American sign language lets babies, toddlers communicate better

From: Alameda Times-Star, CA - Dec 28, 2003


ALYSSA Pubentz has been telling her parents what she needs and thinks since she was a year old.

Alyssa's mother, Kathy, introduced her to American Sign Language at birth. At 6 months, she signed consistently through normal activities with Alyssa. By 10 months, Alyssa signed back her first word -- milk -- a one-handed gesture that mimics milking a cow.

By her first birthday, Alyssa could use 70 signs and when she awoke in the middle of the night, she could tell her mother, "My teeth hurt. I need medicine."

When she was hungry, Alyssa signed exactly what she wanted to eat. Strawberries and bread was one favorite request.

Alyssa, now 3, is one of a growing number of hearing tots with sign language skills. Though she can now talk, the benefits of signing live on through Alyssa's expanded vocabulary and ability to think conceptually, Pubentz said.

Fueled by promising research and a growing array of books, videos and CDs, baby sign language is the activity du jour of ambitious parents and caregivers who believe in its potential to enhance communication and even raise a child's IQ.

The benefits of signing are well known in communities serving children with autism, Down syndrome, language and developmental delays.

But only in recent years has word spread about the benefits of signing to all babies. The trendy movement began, like most, on the West Coast.

California psychologists Linda Acredolo and Susan Goodwyn have studied the impact of symbolic gesturing on early development since the early 1980s. Much of their research and benefits was published in a 1996 best-seller "Baby Signs" that advised parents how to use made-up signs with their children. The book was updated last year to include more American Sign Language signs.

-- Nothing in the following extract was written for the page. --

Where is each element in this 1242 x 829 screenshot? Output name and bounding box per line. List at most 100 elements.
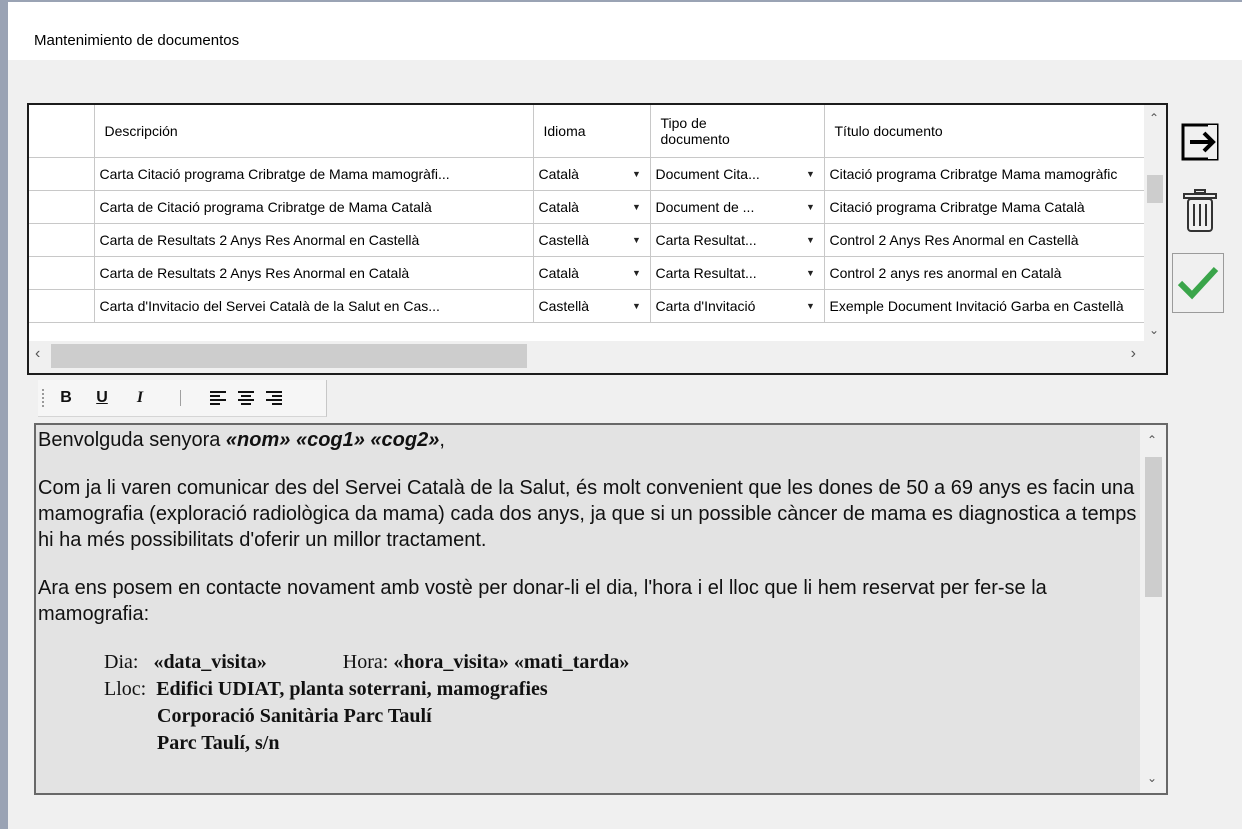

Acredolo and Goodwyn found that baby signing gave hearing children an advantage in speech development, including a larger vocabulary and earlier ability to speak in simple sentences. In follow-up studies, the researchers found that 8-year-old children who had been taught signs in infancy scored on average 12 points higher on IQ tests than children who had no sign training.

Washington researcher and educator Joseph Garcia did his own studies proving the benefits of signing. More than 250,000 copies of Garcia's learning kits and books, "Toddler Talks" (published in 1994 and now out of print) and "Sign With Your Baby" (Northlight Communications, $49.95) have been sold. This year, Garcia added "Pick Me Up" (Northlight Communications, $36.95), which combines sign language lessons with music through an activity guide and CD.

Inspired by what was happening at home, Pubentz, a former teacher of deaf children, began teaching sign language for hearing parents and babies a couple of years ago. Her six-week workshops, using Garcia's materials as well as her own experiences, are weekly, one-hour classes split between teaching parents and signing with babies.

At 3, Alyssa knows hundreds of signs but no longer uses them to get her needs met -- though the skill comes in handy during quiet times at church when she wants to express a feeling or a need. She's also looking forward to teaching ASL to her 5-month-old brother.

The best way to teach hearing babies sign language is to weave simple lessons into everyday life, whether it's talking and signing about fruit at the grocery store or identifying toys in a baby's room. Experts say caregivers should be as consistent as possible with signing, but they say the skill doesn't require a huge time commitment because adults are learning and passing on just a few words and signs at a time.

Signing lessons have spread to Houston child-care facilities and preschools as they have in other parts of the country.

Some experts, however, say old-fashioned activities such as reading books, playing music and simply talking to babies is more meaningful than learning sign language.